Prediction markets in the PollyVote
We are aware of only one prediction market forecasting the national popular vote in U.S. presidential elections, namely the Iowa Electronic Markets (IEM). Polly calculates a weekly average of daily forecast data from the IEM in order to reduce outlier effects of short-term spikes.
History of prediction markets
Prediction markets are often thought of as a relatively new forecasting method. Yet, such markets have been around for at least half a millennium, long before the emergence of scientific polling. The earliest account of political markets dates back to 1503, when betting on who will be the next pope was already considered old practice. In the US, political betting was common in the 19th, where public bets on a candidate were considered a sign of support. However, the heyday of election betting was between 1884 and 1940, when large-scale markets on presidential elections were operated. These markets not only provided accurate forecasts of the election outcome in an era before scientific polling, they were also widely popular among investors and journalists alike. At certain times, the trading volume in these markets exceeded that in the stock exchanges on Wall Street and major news outlets such as the New York Times, Sun, and World reported the betting odds as forecasts of the election outcome on a nearly daily basis.

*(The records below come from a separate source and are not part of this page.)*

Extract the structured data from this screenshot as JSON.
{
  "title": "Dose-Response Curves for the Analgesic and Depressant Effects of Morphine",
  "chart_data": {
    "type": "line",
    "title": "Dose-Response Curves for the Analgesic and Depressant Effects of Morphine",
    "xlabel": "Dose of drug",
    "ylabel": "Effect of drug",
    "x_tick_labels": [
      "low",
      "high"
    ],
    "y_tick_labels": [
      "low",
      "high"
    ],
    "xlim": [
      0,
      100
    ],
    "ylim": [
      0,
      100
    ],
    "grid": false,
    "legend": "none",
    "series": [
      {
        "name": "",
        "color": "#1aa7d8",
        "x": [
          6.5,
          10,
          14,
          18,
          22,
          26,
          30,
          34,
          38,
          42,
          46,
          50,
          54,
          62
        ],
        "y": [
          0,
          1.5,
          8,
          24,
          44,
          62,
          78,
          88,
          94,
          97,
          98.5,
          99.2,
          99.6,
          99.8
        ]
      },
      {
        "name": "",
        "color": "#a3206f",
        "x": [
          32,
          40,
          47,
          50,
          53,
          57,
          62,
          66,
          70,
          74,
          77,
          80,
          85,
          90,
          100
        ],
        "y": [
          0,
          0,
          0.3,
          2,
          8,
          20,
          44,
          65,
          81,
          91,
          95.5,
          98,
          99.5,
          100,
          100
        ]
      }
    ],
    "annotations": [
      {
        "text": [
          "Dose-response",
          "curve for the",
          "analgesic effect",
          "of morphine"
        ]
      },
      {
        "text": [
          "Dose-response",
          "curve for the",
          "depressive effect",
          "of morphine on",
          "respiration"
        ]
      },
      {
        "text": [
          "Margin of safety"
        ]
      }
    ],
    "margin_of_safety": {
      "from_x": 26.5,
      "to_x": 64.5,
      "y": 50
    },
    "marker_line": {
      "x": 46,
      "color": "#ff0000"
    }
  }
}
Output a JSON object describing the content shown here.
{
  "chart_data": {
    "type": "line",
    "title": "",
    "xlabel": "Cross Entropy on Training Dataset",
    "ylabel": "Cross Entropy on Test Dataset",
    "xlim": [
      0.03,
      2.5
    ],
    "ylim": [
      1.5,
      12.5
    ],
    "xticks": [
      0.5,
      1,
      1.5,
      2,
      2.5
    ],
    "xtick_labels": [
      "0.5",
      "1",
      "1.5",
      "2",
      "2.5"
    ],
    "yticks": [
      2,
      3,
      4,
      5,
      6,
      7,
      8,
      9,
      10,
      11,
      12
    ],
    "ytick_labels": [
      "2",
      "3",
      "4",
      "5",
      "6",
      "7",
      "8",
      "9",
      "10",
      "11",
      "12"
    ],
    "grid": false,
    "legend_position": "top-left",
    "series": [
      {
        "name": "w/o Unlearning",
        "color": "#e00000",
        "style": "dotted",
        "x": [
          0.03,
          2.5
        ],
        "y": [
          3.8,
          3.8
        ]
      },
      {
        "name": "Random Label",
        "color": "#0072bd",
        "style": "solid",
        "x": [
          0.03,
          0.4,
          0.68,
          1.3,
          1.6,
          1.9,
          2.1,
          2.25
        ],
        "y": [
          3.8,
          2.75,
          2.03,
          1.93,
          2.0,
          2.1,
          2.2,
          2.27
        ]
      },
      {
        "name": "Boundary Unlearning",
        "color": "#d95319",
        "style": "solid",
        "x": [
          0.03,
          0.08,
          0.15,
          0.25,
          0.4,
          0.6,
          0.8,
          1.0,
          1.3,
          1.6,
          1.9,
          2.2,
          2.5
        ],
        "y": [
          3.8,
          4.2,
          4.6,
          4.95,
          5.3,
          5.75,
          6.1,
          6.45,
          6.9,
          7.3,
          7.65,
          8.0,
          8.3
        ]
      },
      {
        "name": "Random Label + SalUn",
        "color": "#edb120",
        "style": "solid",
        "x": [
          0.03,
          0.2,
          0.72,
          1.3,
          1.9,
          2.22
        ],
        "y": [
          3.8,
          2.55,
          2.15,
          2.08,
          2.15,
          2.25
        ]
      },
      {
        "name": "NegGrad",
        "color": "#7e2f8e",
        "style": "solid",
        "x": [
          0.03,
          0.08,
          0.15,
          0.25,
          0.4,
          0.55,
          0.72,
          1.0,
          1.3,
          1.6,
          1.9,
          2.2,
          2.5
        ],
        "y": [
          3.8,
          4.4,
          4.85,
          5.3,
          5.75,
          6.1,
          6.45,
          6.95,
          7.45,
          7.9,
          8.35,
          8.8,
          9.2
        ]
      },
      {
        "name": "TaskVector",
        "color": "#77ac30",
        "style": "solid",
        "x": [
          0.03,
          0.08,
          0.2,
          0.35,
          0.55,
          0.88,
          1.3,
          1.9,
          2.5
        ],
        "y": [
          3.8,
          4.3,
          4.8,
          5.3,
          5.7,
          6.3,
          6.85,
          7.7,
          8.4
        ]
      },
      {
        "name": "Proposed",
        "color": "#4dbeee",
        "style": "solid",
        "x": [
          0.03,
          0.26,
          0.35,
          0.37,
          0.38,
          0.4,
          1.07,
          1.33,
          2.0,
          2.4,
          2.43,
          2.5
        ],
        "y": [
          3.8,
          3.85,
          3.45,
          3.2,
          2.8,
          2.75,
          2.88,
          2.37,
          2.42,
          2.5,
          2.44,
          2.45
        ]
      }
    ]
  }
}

Forecast accuracy of prediction markets
Prediction markets are an effective means to forecast elections. Evidence from different countries and elections shows that markets often provide more accurate forecasts than established benchmark methods such as polls, quantitative models, and expert judgment.
However, prediction markets do not meet the accuracy levels of the combined PollyVote forecast. The following chart shows the mean absolute error of the PollyVote compared to the IEM vote-share for the three elections from 2004 to 2012, calculated across the remaining days to Election Day. That is, at any given day, the chart shows the average error that one would have achieved by relying on either the PollyVote’s or the IEM’s forecasts until Election Day. For example, if one had relied on the IEM forecast starting 96 days before the election, an average error of 1.2 percentage points would have resulted. In comparison, the corresponding error of the PollyVote would have been 40% lower, at 0.7 percentage points. Note that the error of the PollyVote was consistently lower than the error of the IEM.